Welcome to A Recipe Reborn, featuring your favourite foods
from Final Fantasy XIV. Hello, my name is Lemon Drop and I recreate dishes by
combining real life culinary inspiration with the in-game
recipe, description and thumbnail. If you’re in the XIV and food, please subscribe and click
the bell for a new episode every Tuesday. Today I am making Crème Brulee. Which, in English means
burnt cream. This dessert is really good for dinner guests since you can
make it a day ahead, it’s also very simple to make as long
as you have the right equipment. But even if you don’t have a torch, you can still get that
glassy layer of caramel at home. The in-game recipe calls for vanilla beans, eggs, milk and
birch syrup which I have never tasted before so that will be
a first for me. I also have something to confess, I’m lactose intolerant! So, I’m making half this recipe with
cream and half with coconut milk. I’m cutting the vanilla bean in half so I can put half in
each batch. Next, I’m splitting the bean down the middle and scraping
out the seeds. If you don’t want to splurge on vanilla beans, this recipe
will totally work with vanilla extract. In my opinion the birch syrup overpowers the vanilla so it’s
not really worth using it. The cream goes in a small pot to bring to a simmer with the
vanilla bean pod and seeds. The purpose of this step is to infuse the cream with the
vanilla bean so you can skip it if you’re using vanilla
extract. Set it aside to cool and then I’m doing the exact same thing
with the coconut milk. I’m doing 2 yolks per 1 cup of liquid which is more yolk
than you typically need, but I’m using birch syrup in place of regular sugar so
there’s more liquid to set in a typical crème brulee recipe. The flavour is similar to molasses mixed with a little bit
of balsamic vinegar, which you could definitely use as a
substitute to get a similar flavour. It’s time to make custard so half goes in my cream mixture
and half goes in the coconut mixture. These should be cool enough by now that you can combine them
without worrying that the eggs will curdle. While I’m pouring the custard into my ramekins, my oven is
preheating and I’ve got a pot of water boiling on the stove.

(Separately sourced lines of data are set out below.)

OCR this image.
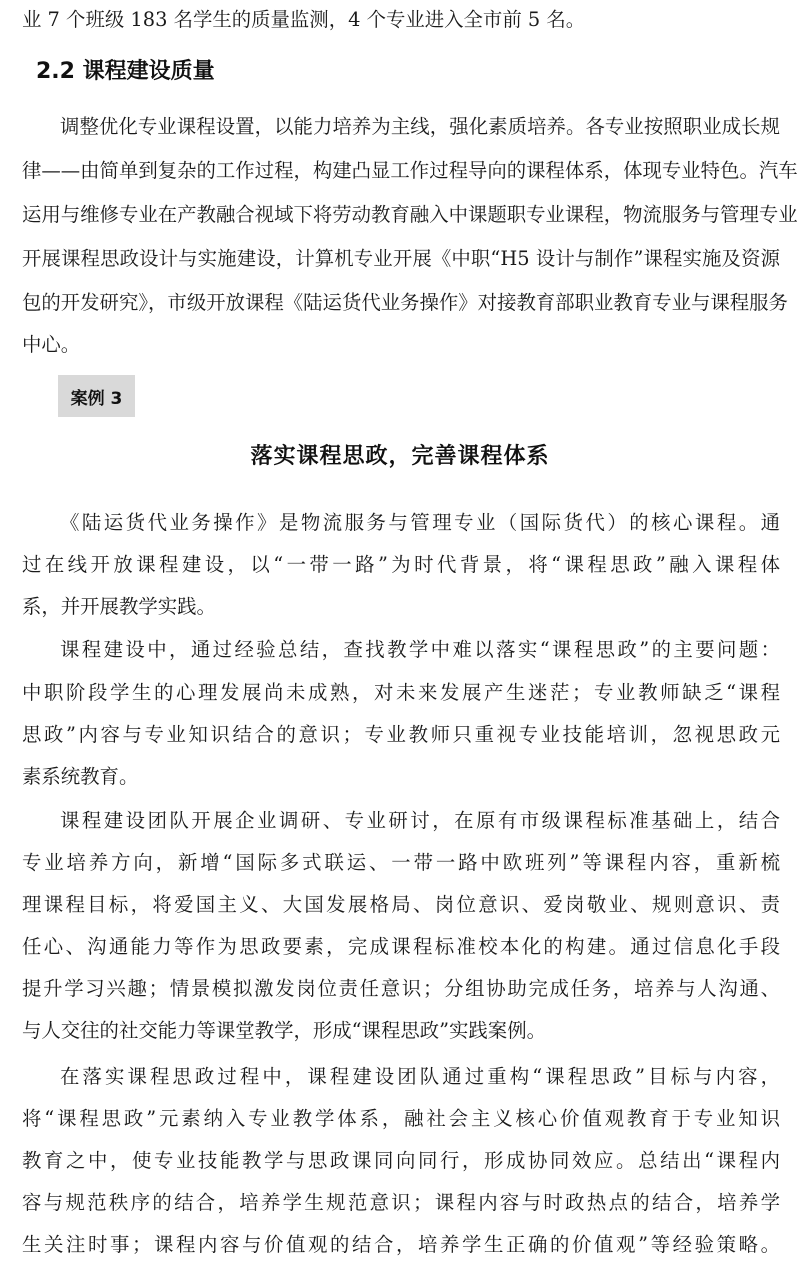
业 7 个班级 183 名学生的质量监测，4 个专业进入全市前 5 名。
2.2 课程建设质量
调整优化专业课程设置，以能力培养为主线，强化素质培养。各专业按照职业成长规
律——由简单到复杂的工作过程，构建凸显工作过程导向的课程体系，体现专业特色。汽车
运用与维修专业在产教融合视域下将劳动教育融入中课题职专业课程，物流服务与管理专业
开展课程思政设计与实施建设，计算机专业开展《中职“H5 设计与制作”课程实施及资源
包的开发研究》，市级开放课程《陆运货代业务操作》对接教育部职业教育专业与课程服务
中心。
案例 3
落实课程思政，完善课程体系
《陆运货代业务操作》是物流服务与管理专业（国际货代）的核心课程。通
过在线开放课程建设，以“一带一路”为时代背景，将“课程思政”融入课程体
系，并开展教学实践。
课程建设中，通过经验总结，查找教学中难以落实“课程思政”的主要问题：
中职阶段学生的心理发展尚未成熟，对未来发展产生迷茫；专业教师缺乏“课程
思政”内容与专业知识结合的意识；专业教师只重视专业技能培训，忽视思政元
素系统教育。
课程建设团队开展企业调研、专业研讨，在原有市级课程标准基础上，结合
专业培养方向，新增“国际多式联运、一带一路中欧班列”等课程内容，重新梳
理课程目标，将爱国主义、大国发展格局、岗位意识、爱岗敬业、规则意识、责
任心、沟通能力等作为思政要素，完成课程标准校本化的构建。通过信息化手段
提升学习兴趣；情景模拟激发岗位责任意识；分组协助完成任务，培养与人沟通、
与人交往的社交能力等课堂教学，形成“课程思政”实践案例。
在落实课程思政过程中，课程建设团队通过重构“课程思政”目标与内容，
将“课程思政”元素纳入专业教学体系，融社会主义核心价值观教育于专业知识
教育之中，使专业技能教学与思政课同向同行，形成协同效应。总结出“课程内
容与规范秩序的结合，培养学生规范意识；课程内容与时政热点的结合，培养学
生关注时事；课程内容与价值观的结合，培养学生正确的价值观”等经验策略。
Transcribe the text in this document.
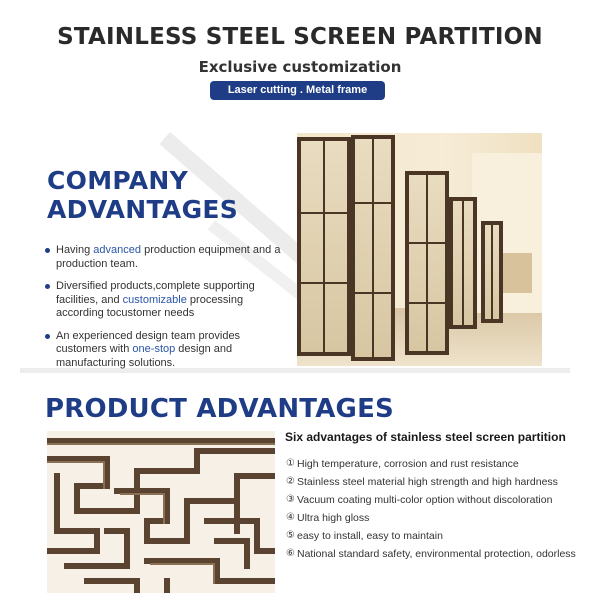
STAINLESS STEEL SCREEN PARTITION
Exclusive customization
Laser cutting . Metal frame
COMPANY
ADVANTAGES
Having advanced production equipment and a production team.
Diversified products,complete supporting facilities, and customizable processing according tocustomer needs
An experienced design team provides customers with one-stop design and manufacturing solutions.
PRODUCT ADVANTAGES
Six advantages of stainless steel screen partition
① High temperature, corrosion and rust resistance
② Stainless steel material high strength and high hardness
③ Vacuum coating multi-color option without discoloration
④ Ultra high gloss
⑤ easy to install, easy to maintain
⑥ National standard safety, environmental protection, odorless
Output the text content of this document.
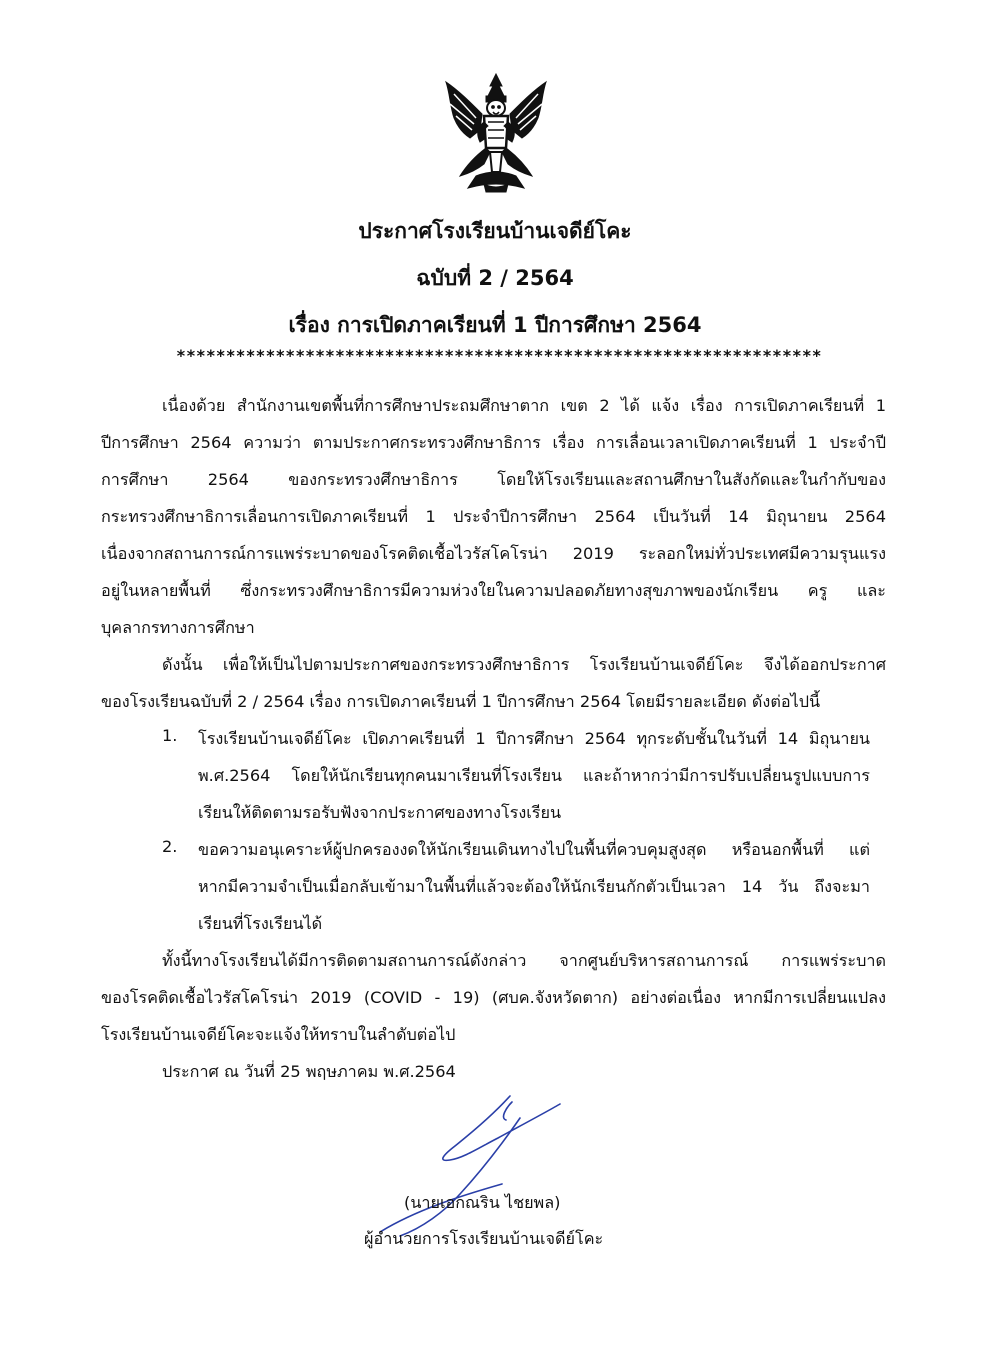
ประกาศโรงเรียนบ้านเจดีย์โคะ
ฉบับที่ 2 / 2564
เรื่อง การเปิดภาคเรียนที่ 1 ปีการศึกษา 2564
*****************************************************************
เนื่องด้วย สำนักงานเขตพื้นที่การศึกษาประถมศึกษาตาก เขต 2 ได้ แจ้ง เรื่อง การเปิดภาคเรียนที่ 1
ปีการศึกษา 2564 ความว่า ตามประกาศกระทรวงศึกษาธิการ เรื่อง การเลื่อนเวลาเปิดภาคเรียนที่ 1 ประจำปี
การศึกษา 2564 ของกระทรวงศึกษาธิการ โดยให้โรงเรียนและสถานศึกษาในสังกัดและในกำกับของ
กระทรวงศึกษาธิการเลื่อนการเปิดภาคเรียนที่ 1 ประจำปีการศึกษา 2564 เป็นวันที่ 14 มิถุนายน 2564
เนื่องจากสถานการณ์การแพร่ระบาดของโรคติดเชื้อไวรัสโคโรน่า 2019 ระลอกใหม่ทั่วประเทศมีความรุนแรง
อยู่ในหลายพื้นที่ ซึ่งกระทรวงศึกษาธิการมีความห่วงใยในความปลอดภัยทางสุขภาพของนักเรียน ครู และ
บุคลากรทางการศึกษา
ดังนั้น เพื่อให้เป็นไปตามประกาศของกระทรวงศึกษาธิการ โรงเรียนบ้านเจดีย์โคะ จึงได้ออกประกาศ
ของโรงเรียนฉบับที่ 2 / 2564 เรื่อง การเปิดภาคเรียนที่ 1 ปีการศึกษา 2564 โดยมีรายละเอียด ดังต่อไปนี้
1. โรงเรียนบ้านเจดีย์โคะ เปิดภาคเรียนที่ 1 ปีการศึกษา 2564 ทุกระดับชั้นในวันที่ 14 มิถุนายน
พ.ศ.2564 โดยให้นักเรียนทุกคนมาเรียนที่โรงเรียน และถ้าหากว่ามีการปรับเปลี่ยนรูปแบบการ
เรียนให้ติดตามรอรับฟังจากประกาศของทางโรงเรียน
2. ขอความอนุเคราะห์ผู้ปกครองงดให้นักเรียนเดินทางไปในพื้นที่ควบคุมสูงสุด หรือนอกพื้นที่ แต่
หากมีความจำเป็นเมื่อกลับเข้ามาในพื้นที่แล้วจะต้องให้นักเรียนกักตัวเป็นเวลา 14 วัน ถึงจะมา
เรียนที่โรงเรียนได้
ทั้งนี้ทางโรงเรียนได้มีการติดตามสถานการณ์ดังกล่าว จากศูนย์บริหารสถานการณ์ การแพร่ระบาด
ของโรคติดเชื้อไวรัสโคโรน่า 2019 (COVID - 19) (ศบค.จังหวัดตาก) อย่างต่อเนื่อง หากมีการเปลี่ยนแปลง
โรงเรียนบ้านเจดีย์โคะจะแจ้งให้ทราบในลำดับต่อไป
ประกาศ ณ วันที่ 25 พฤษภาคม พ.ศ.2564
(นายเอกณริน ไชยพล)
ผู้อำนวยการโรงเรียนบ้านเจดีย์โคะ
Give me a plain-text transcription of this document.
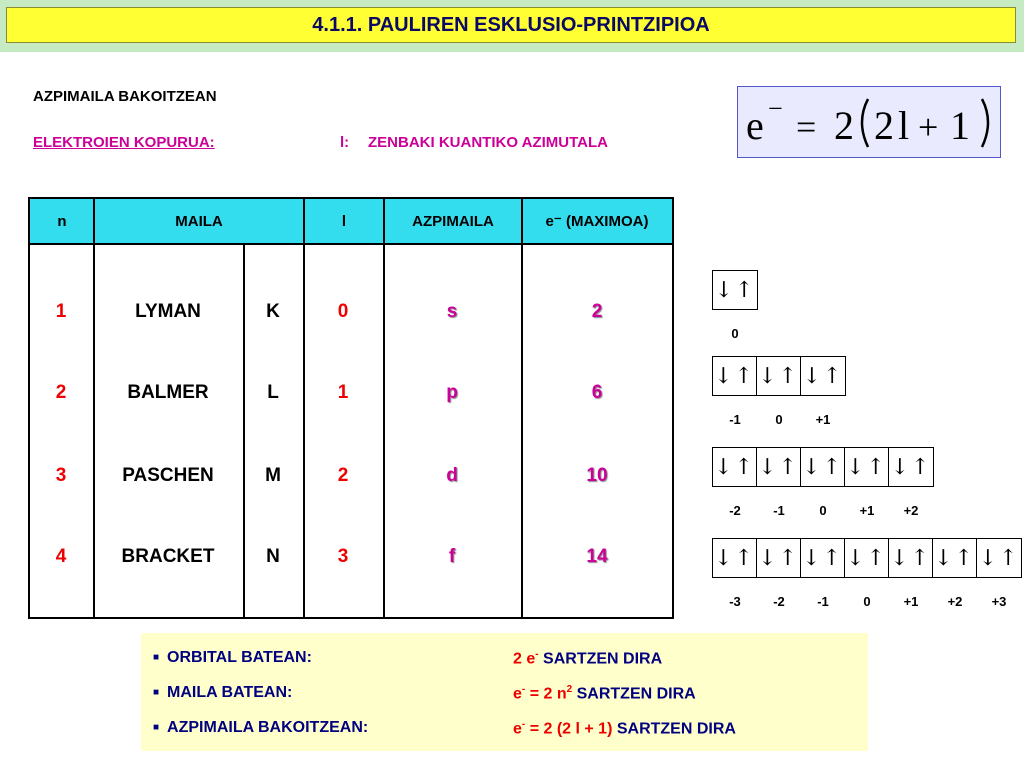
4.1.1. PAULIREN ESKLUSIO-PRINTZIPIOA
AZPIMAILA BAKOITZEAN
ELEKTROIEN KOPURUA:	l: ZENBAKI KUANTIKO AZIMUTALA	e − = 2 2 l + 1
n	MAILA	l	AZPIMAILA	e⁻ (MAXIMOA)
1	LYMAN	K	0	s	2
2	BALMER	L	1	p	6
3	PASCHEN	M	2	d	10
4	BRACKET	N	3	f	14
0
↓↑
-1	0	+1
↓↑ ↓↑ ↓↑
-2	-1	0	+1	+2
↓↑ ↓↑ ↓↑ ↓↑ ↓↑
-3	-2	-1	0	+1	+2	+3
↓↑ ↓↑ ↓↑ ↓↑ ↓↑ ↓↑ ↓↑
■ ORBITAL BATEAN:	2 e- SARTZEN DIRA
■ MAILA BATEAN:	e- = 2 $n^2$ SARTZEN DIRA
■ AZPIMAILA BAKOITZEAN:	e- = 2 (2 l + 1) SARTZEN DIRA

And as usual, times temperatures and measurements are in the
description below. I put my ramekins in my shallow baking dish and underneath
is a rimmed baking sheet for extra stability. The water bath is to regulate the temperature immediately
surrounding the ramekins. After they’re done baking, I’m letting them cool on a rack
until they get a bit closer to room temperature. Then, they go in the fridge covered to set for at least 2
hours or overnight. Now that I’m ready to serve, I’m pouring over a little sugar
to coat the entire surface of each custard. Then it’s time to bust out the torch. This is really fun and really speaks to the black mage in
me, but if you don’t want to do this, you can always make a
simple caramel in a small pot with a bit of sugar, water and
honey and then pour it over the top of each custard. So, how does it taste? Like I mentioned earlier, the birch syrup largely overpowers
the vanilla so that’s kind of a bummer but I actually like
it. It’s not too sweet, has a really smooth satisfying texture
and balances really well with the crunchy sweet caramel
topping. It almost has a slightly bitter coffee-like flavour, which
I’m really into. For the full recipe and instructions, please check out the
link to my website in the description below. Thank you for watching and I will see you next week for
another recipe and another episode.

9 thoughts on “Crème Brûlée | Cooking Final Fantasy XIV Food”

  1. Love this dessert. Whacking the top with the spoon is almost as fun as eating it! Another great recipe.